Saturday, March 27, 2010

Os contendores


Estrelas do julgamento, Podval e Cembranelli vieram de famílias
de classe média, não cursaram universidades famosas e subiram
na carreira graças aos próprios méritos


Marina Yamaoka e Thiago Mattos

Fotos Ernesto Rodrigues/AE
"Ninguém pode voltar atrás
e fazer um novo começo, mas
podemos fazer um novo fim."

Advogado ROBERTO PODVAL, pedindo
aos jurados uma chance para os réus
"Os olhos do Brasil estão voltados
para esta sala. As provas são arrasadoras, e as pessoas não
querem vingança, e sim justiça."

promotor Francisco Cembranelli, dirigindo-se
aos jurados


Os dois homens que se enfrentaram no Tribunal de Júri de Santana durante cerca de cinquenta horas na semana passada têm mais em comum do que o fato de estarem, em perspectivas opostas, diante do mesmo e rumoroso caso. O promotor Francisco Cembranelli, de 49 anos, o acusador do casal Nardoni, e o advogado Roberto Podval, de 44 anos, o defensor dos réus, não nasceram em berço de ouro, não estudaram em uma das melhores faculdades de direito do país, nem tiveram pais influentes que os empurraram escada acima na direção do patamar em que ambos se encontram hoje – e aonde bem poucos conseguiram chegar. O pai de Podval, descendente de judeus poloneses, era dono de uma pequena imobiliária em São Paulo. Já o de Cembranelli, filho de imigrantes italianos, foi delegado de polícia e procurador de Justiça em Taubaté até os anos 60, quando veio para São Paulo. Cembranelli, assim como seus dois irmãos, estudou em escola pública até entrar na universidade – particular, nem tradicional, nem renomada, a FMU (Faculdades Metropolitanas Unidas), coincidentemente a mesma em que se formou Podval. Filhos da classe média alçados à elite de sua categoria profissional graças aos próprios méritos e esforços, Cembranelli e Podval protagonizaram um espetáculo de obstinação e competência na semana passada.

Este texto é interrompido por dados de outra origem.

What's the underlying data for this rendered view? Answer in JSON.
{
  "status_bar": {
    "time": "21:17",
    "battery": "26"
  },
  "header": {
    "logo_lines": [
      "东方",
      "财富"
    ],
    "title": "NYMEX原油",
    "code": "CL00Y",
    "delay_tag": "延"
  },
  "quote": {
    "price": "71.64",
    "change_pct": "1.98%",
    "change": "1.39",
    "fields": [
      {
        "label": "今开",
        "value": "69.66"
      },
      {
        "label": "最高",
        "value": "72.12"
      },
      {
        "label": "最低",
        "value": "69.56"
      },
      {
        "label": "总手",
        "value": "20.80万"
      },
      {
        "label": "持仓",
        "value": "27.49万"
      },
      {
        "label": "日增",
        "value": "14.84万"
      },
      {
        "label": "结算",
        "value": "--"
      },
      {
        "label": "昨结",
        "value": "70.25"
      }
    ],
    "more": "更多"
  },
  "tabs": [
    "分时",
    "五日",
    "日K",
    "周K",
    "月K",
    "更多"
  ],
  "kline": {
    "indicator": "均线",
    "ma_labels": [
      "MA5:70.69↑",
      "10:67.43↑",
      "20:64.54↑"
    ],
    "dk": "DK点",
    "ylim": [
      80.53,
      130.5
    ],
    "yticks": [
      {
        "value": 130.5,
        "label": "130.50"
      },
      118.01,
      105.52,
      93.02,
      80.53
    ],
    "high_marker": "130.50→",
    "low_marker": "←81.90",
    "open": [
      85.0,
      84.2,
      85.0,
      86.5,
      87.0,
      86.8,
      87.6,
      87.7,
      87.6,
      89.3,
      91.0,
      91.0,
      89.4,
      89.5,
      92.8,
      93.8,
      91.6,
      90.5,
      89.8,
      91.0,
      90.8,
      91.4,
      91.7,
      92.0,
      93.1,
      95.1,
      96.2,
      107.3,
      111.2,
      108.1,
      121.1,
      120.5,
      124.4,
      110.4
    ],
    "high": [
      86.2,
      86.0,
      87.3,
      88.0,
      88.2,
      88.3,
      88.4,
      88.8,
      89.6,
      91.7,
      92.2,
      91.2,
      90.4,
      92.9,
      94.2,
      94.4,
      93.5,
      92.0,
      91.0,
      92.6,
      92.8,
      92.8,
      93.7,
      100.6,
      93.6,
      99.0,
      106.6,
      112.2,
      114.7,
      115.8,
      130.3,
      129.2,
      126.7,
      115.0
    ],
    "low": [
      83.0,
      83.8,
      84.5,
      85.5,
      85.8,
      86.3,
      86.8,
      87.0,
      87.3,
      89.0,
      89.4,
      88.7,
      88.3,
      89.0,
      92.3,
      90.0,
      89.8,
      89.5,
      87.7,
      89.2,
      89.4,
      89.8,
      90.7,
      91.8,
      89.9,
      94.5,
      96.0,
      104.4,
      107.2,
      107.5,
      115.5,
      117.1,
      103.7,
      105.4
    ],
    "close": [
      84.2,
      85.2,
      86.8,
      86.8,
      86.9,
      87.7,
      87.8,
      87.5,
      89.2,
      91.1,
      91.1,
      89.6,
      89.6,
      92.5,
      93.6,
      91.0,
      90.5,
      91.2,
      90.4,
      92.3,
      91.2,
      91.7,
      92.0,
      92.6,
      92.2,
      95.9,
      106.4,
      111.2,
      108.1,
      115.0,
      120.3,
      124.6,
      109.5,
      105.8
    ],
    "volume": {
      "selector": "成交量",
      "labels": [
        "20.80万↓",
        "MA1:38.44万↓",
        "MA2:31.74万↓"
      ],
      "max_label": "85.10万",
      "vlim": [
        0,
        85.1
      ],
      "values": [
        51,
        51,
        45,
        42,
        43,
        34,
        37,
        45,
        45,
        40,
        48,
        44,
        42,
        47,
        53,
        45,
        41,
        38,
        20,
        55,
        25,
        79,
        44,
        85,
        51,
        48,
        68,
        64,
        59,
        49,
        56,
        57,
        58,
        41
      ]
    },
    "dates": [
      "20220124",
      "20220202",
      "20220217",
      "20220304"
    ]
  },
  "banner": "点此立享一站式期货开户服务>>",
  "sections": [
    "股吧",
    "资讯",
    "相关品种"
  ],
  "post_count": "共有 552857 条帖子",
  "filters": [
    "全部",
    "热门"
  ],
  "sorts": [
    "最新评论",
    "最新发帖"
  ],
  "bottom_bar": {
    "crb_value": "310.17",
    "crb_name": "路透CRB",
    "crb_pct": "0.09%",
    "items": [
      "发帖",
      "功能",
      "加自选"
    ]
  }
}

Num julgamento que tinha elementos para arrancar rios de lágrimas dos jurados, promotor e defensor preferiram usar a emoção com parcimônia e lançar mão de argumentos técnicos para defender suas teses: a de que o casal Nardoni havia, sim, matado a menina Isabella, no caso da acusação, e a de que não havia provas suficientes para concluir isso, no caso da defesa. Durante os cinco dias de julgamento, Cembranelli e Podval recorreram quase sempre à lógica e aos laudos da perícia para tentar ganhar a opinião dos jurados (uma das exceções ficou por conta de Podval, que invocou uma frase atribuída ao médium Chico Xavier para pedir clemência aos jurados). Cembranelli deu a largada em vantagem. Além da brutalidade do crime cometido e do fato de os réus terem ido a julgamento presos e praticamente já condenados pela opinião pública, o promotor tinha a seu favor a larga experiência em tribunais de júri: nada menos do que 1 077 realizados ao longo de 22 anos de carreira. Quanto a Podval, o que impressiona não é a quantidade de júris realizados (o dos Nardoni foi o seu 16º), mas o grau de dificuldade que eles apresentaram – como o do médico Farah Jorge Farah, que confessou ter assassinado e esquartejado uma ex-paciente em 2003. Embora o caso figure entre as raras derrotas sofridas pelo advogado em plenário (até agora, ele havia vencido treze dos quinze júris dos quais participou), Podval o encara como uma vitória, já que, graças a um habeas corpus, Farah, condenado a treze anos de prisão, livrou-se da cadeia depois de apenas quatro anos de cárcere.

Podval foi o último de uma série de advogados contratados por Antonio Nardoni para defender seu filho e sua nora. Todos os seus antecessores desistiram no meio do caminho ou foram dispensados pelo avô paterno de Isabella. Diante das reações inconformadas de quem encarou como um ato de monstruosidade a defesa de réus como os Nardoni, o advogado Podval, que chegou a ser agredido com um soco e um pontapé na entrada do tribunal, repetiu o mantra dos seus pares em situação semelhante: o de que mesmo o pior dos homens tem direito a defesa. Ao contrário do seu contendor, Cembranelli pegou o caso desde o início. Ao longo dos dois anos em que trabalhou nele, não se satisfez em varar madrugadas esmiuçando quilos de laudos periciais. Cedo decidiu consultar a bibliografia citada nos documentos e foi ele mesmo estudar as obras que os peritos haviam usado como fonte. Os mais de trinta livros técnicos que leu no período foram fundamentais para o resultado que se viu na semana passada: um desempenho em plenário marcado pela precisão, segurança e uso da lógica. Ele foi o grande vencedor num duelo de vencedores.